Personne ne sut exactement ce qu’il advint ensuite. Peut-être Gart n’a-t-il pas eu la force d’exécuter une si jeune innocente. Peut-être qu’emporté dans sa folie, le souvenir de sa fille disparue lui faisait face. Mais une chose était certaine: le lendemain aux premières lueurs du jour, on aperçut l’ombre du Corbeau s’éloignant à cheval d’Eryniae, le Demi-Dragon redevenu fillette dans ses bras. Esquissées d’obscurité, deux silhouettes tapies dans les brumes avaient assisté à toute la scène. « Le premier essai fut concluant, malgré l’échec du Vicaire à mener l’Arme à maturité » énonça la première. « Au final, tout s’est bien passé.
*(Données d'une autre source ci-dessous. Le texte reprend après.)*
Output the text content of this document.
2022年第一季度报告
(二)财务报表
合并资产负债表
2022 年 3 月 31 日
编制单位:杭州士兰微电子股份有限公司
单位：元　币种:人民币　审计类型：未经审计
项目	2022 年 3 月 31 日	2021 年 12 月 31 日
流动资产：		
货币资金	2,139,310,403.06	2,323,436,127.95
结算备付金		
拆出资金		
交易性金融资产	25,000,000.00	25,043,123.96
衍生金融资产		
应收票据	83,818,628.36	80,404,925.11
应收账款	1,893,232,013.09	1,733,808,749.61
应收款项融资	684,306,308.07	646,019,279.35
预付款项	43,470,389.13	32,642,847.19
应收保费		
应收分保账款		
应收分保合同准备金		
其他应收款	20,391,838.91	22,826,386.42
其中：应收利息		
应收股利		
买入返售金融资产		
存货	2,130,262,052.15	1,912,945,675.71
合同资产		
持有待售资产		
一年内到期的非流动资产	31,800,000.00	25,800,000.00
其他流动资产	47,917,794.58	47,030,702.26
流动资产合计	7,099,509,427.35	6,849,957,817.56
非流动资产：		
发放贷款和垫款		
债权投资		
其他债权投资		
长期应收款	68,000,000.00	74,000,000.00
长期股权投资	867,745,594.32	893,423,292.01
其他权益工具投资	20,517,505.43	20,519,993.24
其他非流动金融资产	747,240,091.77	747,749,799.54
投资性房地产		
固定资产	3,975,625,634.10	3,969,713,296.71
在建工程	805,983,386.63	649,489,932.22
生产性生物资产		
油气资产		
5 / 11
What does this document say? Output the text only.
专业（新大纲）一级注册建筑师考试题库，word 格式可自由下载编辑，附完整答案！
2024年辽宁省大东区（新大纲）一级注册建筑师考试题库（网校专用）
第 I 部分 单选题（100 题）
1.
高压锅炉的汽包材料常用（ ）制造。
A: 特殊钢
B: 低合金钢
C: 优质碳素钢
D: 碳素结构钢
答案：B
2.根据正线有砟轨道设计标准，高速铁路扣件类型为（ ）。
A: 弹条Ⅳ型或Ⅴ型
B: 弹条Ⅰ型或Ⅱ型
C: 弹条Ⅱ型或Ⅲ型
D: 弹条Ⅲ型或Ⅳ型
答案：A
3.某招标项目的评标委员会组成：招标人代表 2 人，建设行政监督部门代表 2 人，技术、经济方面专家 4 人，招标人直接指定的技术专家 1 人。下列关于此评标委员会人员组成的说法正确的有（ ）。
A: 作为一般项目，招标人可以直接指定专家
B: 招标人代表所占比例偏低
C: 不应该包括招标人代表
Sa Sainteté sera satisfaite des résultats. Que faisons-nous maintenant, Cyriza? » Elle répondit : « Tu le sais déjà, Céréïl. Ne les perdons pas de vue. » Le Reflet s’évanouit alors dans les brumes.
Quant à la ville d’Eryniae, elle respirait à nouveau sous l’égide du nouvel Intendant. Les grilles furent ouvertes, et la sécurité restaurée. Le pensionnat fut reconstruit avec l’argent des impôts, et reconnu d’utilité publique, ce qui garantissait des subventions substancielles pour la gestion de l’endroit. Dimitri, nouvellement anobli, fut nommé directeur de l’établissement. Une aide lui fut envoyé en la personne de Felkéir pour lui enseigner la valeur des vies qu’il avait méprisées, à son grand mécontentement. Nul Eryniéen ne sut ce qu’il advint de Gart et de la jeune Medelynn, mais tous espéraient qu’ils avaient fini par trouver la paix, quelque part.